E esse espírito e legado paterno está vivo entre nós que fazemos o projeto Imagineacredite. É que o bispo sempre foi nosso grande motivador. Ele nos ajudava a manter o projeto vivo e ainda se preocupava com nossas andanças país afora. Diante disso, para o jornalista Sérgio Botelho Júnior, por exemplo, que conviveu com ele por pelo menos quatro anos, Dom Mario foi um verdadeiro pai.
“Há 30 anos ele vinha lutando pelo crescimento da Fazenda da Esperança e, para mim foi fantástico viver ao lado dele e presenciar experiências de amor ao próximo e sem julgamento. Ele sempre me aconselhava, sempre me impulsionava com coragem, sem medo e sempre acreditando no amor e na misericórdia divina. E uma coisa que me chamou bastante atenção foi num certo dia em que estava na casa com ele, e chegou uma pessoa que tocou na cigarra e todos que tocavam ele sempre atendia. Não queria nem saber quem era.
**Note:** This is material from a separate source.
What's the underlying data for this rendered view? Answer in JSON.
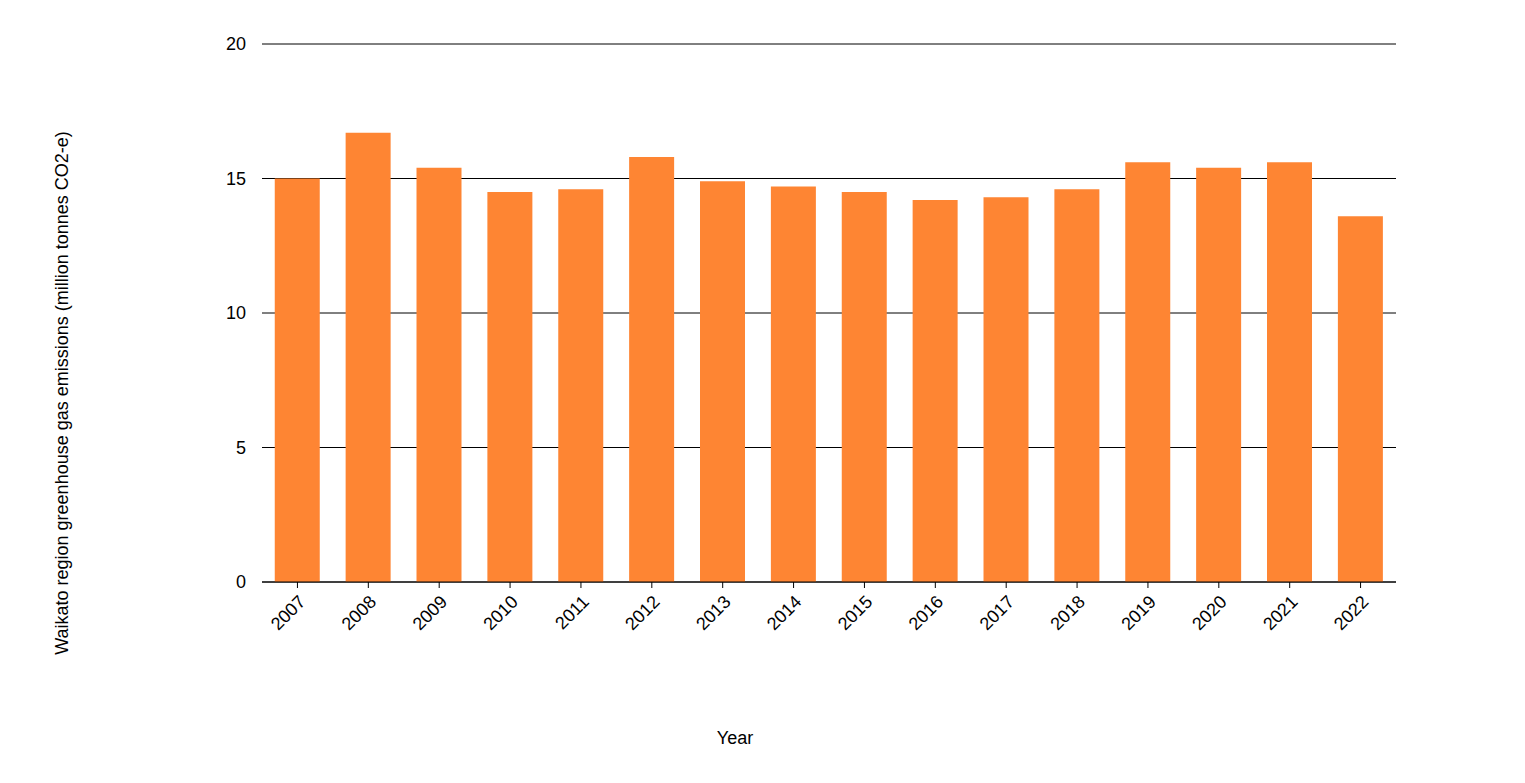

Ai, certa vez, eu perguntei se ele não tinha medo de abrir a porta e ser um ladrão. Então ele respondeu: ‘É Jesus que está chegando e ele precisa entrar’. Então ele não tinha medo do que viesse pela frente, ele sempre tinha esse amor e essa confiança em Deus. Chegou um rapaz com a cabeça sangrando, super drogado e pedindo para ir para a Fazenda da Esperança. Então ele olhou bem sério para o rapaz, buscou um pano e água e começou a limpar a cabeça do rapaz, num gesto de muito amor, assim como Jesus limpava as chagas do povo. Depois disso, ele organizou tudo e o levou para a Fazenda da Esperança. Então essa foi a maior prova de amor que vi dele, fora as experiências que tive. Então eu tenho muito orgulho e muita gratidão por tudo que ele fez na minha vida nesses quatro anos em que convivi com ele”, comentou o jornalista.